Armed with powerful insight I wander along the river bank to find surface feeding trout.
How do you select the right fly to catch a surface feeding trout?
Even though a trout is a simple creature with not too much brain power and very good eye sight (some say they are smart perhaps because they have difficulty catching them) but how do they make the choice to eat your fly. To give you an example let's take a CDC Fly Ant (Black) pattern. The trout will see a black ant drifting towards them on the surface or under water at about half a metre. The fish will recognise the ant as having six legs and a segmented body and it is black. So colour is important, shape is important and size is important. Wow. This is the meaning of life.
The trout distance eating check list for survival eating.
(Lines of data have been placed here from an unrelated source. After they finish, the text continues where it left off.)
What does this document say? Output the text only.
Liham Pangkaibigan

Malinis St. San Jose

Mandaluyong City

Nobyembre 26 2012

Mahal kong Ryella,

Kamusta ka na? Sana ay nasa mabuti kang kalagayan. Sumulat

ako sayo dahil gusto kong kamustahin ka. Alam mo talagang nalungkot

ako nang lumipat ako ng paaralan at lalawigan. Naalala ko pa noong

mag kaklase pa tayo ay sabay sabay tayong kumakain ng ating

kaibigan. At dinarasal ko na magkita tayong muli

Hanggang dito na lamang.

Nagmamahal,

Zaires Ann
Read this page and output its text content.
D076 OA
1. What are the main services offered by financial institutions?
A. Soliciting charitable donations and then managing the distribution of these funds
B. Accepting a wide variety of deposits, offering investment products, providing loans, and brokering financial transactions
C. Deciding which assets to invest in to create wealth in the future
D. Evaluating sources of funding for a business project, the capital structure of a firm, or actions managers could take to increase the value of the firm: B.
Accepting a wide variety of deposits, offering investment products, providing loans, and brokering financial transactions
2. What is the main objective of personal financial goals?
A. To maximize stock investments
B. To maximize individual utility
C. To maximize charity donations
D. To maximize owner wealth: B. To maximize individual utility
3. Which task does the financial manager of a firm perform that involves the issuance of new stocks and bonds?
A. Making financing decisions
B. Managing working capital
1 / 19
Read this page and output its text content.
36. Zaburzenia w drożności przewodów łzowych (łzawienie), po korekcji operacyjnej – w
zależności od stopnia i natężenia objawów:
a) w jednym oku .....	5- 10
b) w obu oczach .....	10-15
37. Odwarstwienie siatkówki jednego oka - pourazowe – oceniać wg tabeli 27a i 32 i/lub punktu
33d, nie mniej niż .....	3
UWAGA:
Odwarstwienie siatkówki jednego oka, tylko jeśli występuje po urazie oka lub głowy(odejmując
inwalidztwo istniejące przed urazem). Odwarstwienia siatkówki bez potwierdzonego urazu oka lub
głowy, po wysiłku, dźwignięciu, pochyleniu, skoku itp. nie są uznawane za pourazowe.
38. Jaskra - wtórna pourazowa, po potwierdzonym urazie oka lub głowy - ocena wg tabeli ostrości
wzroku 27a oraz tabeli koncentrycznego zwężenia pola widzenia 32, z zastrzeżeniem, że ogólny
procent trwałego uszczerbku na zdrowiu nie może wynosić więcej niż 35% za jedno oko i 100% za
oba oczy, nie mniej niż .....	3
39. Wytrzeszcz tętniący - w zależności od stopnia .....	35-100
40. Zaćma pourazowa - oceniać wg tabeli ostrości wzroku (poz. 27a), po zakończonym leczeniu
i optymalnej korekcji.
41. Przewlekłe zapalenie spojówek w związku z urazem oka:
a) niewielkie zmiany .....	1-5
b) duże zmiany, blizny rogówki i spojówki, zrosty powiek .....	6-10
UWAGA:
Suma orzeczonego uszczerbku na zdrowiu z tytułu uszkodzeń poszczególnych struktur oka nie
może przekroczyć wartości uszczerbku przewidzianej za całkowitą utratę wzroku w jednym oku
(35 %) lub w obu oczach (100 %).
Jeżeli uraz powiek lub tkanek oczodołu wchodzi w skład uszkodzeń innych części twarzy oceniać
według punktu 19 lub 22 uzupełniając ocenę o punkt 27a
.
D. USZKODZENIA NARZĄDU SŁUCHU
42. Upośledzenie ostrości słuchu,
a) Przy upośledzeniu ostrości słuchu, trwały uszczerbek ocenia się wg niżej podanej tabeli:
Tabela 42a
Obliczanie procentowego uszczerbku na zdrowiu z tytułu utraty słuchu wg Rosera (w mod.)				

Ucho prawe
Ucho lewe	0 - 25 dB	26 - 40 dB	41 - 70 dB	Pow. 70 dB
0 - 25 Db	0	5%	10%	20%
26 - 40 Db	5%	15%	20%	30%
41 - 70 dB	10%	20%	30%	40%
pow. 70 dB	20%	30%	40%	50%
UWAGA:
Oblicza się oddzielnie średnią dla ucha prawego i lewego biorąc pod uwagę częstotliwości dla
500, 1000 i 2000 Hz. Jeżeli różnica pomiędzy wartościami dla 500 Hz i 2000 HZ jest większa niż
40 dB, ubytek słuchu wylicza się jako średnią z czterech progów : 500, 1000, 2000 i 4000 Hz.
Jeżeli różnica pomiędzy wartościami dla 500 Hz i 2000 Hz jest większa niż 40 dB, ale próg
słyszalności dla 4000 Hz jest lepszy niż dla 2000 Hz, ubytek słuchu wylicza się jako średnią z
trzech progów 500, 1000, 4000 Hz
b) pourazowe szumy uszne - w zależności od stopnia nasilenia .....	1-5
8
1. What colour is it? BLACK
2. What shape is it? SEGMENTED
3. What size is it? SMALL
Let's break down the trout's visual experience. Looking upstream the fish will firstly see colour in the distance then at the halfway point the shaped segmented body and at the very close range the size. If the checklist ticks all the boxes it will be the same as the last eaten ant. The mouth will open, the fly inhaled and the tongue will push against the roof of the mouth to make sure there is the wiggling sign of life, as apposed to the meaning of life, before it is swallowed. When you think everything is right and a refusal happens within a centimetre of your fly it is usually the size. Try changing from #16 to #18. 99% of the time the mistake is not fly selection but size.
To sum up the does and do nots. The does are the rights size, right shape and rights colour. The don'ts are spending too little time checking the bug being eaten and its size. Question: If you can see the mistake in this last paragraph your catch rate is going to greatly improve.